Summer Alexander, market research consultant and CEO of Summer Alexander Research saw her life come to a standstill when she found out 16 years ago that she was pregnant. “When I found out I was pregnant at 17, I was completely shocked, terrified and extremely disappointed with myself. I thought I had ruined my life,” Alexander told BlackEnterprise.com. “While my peers were planning for prom and graduation, I was praying next to an incubator that was housing my tiny [premature] daughter,” Alexander continues. After having her baby, Alexander found that she had to drop out of high school to take care of her child, but her life did not spiral downwards after the birth of her daughter.

Instead, Alexander earned her GED, graduated from college, and became a successful entrepreneur. “Those first couple of years were filled with struggle,” the now-married mother of three tells BlackEnterprise.com. To other mothers out there who find themselves raising children at a young age Alexander offers this piece of advice:  “Your children need you to pursue your dreams. It will be very important to forge ahead with your life’s plans because the desire to do so is never going to go away and if you don’t, you run the risk of pushing your dreams on your children or worse diminishing their dreams because you never pursued yours.”

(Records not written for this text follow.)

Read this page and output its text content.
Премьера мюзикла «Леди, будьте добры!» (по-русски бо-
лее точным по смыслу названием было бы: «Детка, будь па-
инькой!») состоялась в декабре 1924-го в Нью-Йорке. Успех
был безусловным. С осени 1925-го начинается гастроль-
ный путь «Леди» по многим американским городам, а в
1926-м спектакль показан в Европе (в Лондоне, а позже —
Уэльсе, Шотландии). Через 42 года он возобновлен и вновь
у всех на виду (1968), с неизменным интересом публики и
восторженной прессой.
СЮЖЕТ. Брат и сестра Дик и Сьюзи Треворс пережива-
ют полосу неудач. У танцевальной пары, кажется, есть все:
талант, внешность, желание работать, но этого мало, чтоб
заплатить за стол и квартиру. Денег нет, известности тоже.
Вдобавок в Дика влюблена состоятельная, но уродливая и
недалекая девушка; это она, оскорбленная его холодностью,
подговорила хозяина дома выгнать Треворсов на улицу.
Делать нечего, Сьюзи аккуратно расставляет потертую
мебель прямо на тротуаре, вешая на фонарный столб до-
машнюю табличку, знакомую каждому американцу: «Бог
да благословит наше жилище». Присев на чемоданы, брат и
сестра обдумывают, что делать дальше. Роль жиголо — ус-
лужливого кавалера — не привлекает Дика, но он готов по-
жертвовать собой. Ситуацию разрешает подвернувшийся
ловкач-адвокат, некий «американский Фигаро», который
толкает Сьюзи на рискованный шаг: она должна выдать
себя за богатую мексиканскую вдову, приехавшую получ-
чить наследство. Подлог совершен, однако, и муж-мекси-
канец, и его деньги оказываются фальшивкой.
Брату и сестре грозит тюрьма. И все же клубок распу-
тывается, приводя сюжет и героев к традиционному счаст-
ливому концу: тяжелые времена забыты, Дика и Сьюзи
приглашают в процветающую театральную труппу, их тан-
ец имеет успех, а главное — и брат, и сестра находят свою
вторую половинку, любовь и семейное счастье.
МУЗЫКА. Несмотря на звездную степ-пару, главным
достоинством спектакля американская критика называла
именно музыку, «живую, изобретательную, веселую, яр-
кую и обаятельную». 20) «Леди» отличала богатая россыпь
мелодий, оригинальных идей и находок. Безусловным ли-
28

Jennifer K. Davis, 28-year-old single mother, typist and founder of the P.I.N.K. Foundation, fills every day from 7:40 in the morning to 9:30 at night with business meetings and time with her family. “If business was on the weekend, I brought my children along. I’d tell everyone, up front, that I’m a single mother trying to make this happen, so from time to time I might bring my child with me…. Most of the people I came in contact with were very supportive, very empathetic and understood and loved my passion,” Davis tells BlackEnterprise.com. Davis encourages women who are trying to balance motherhood and a career to go with their gut and to implement an adequate support system for themselves.  “Listening to your instinct is key and will make you ultimately happy. Also, it’s important to find your support system. So many times we think our support system is our family, but most of my support comes from friends, business associates and people I’ve met along the way.”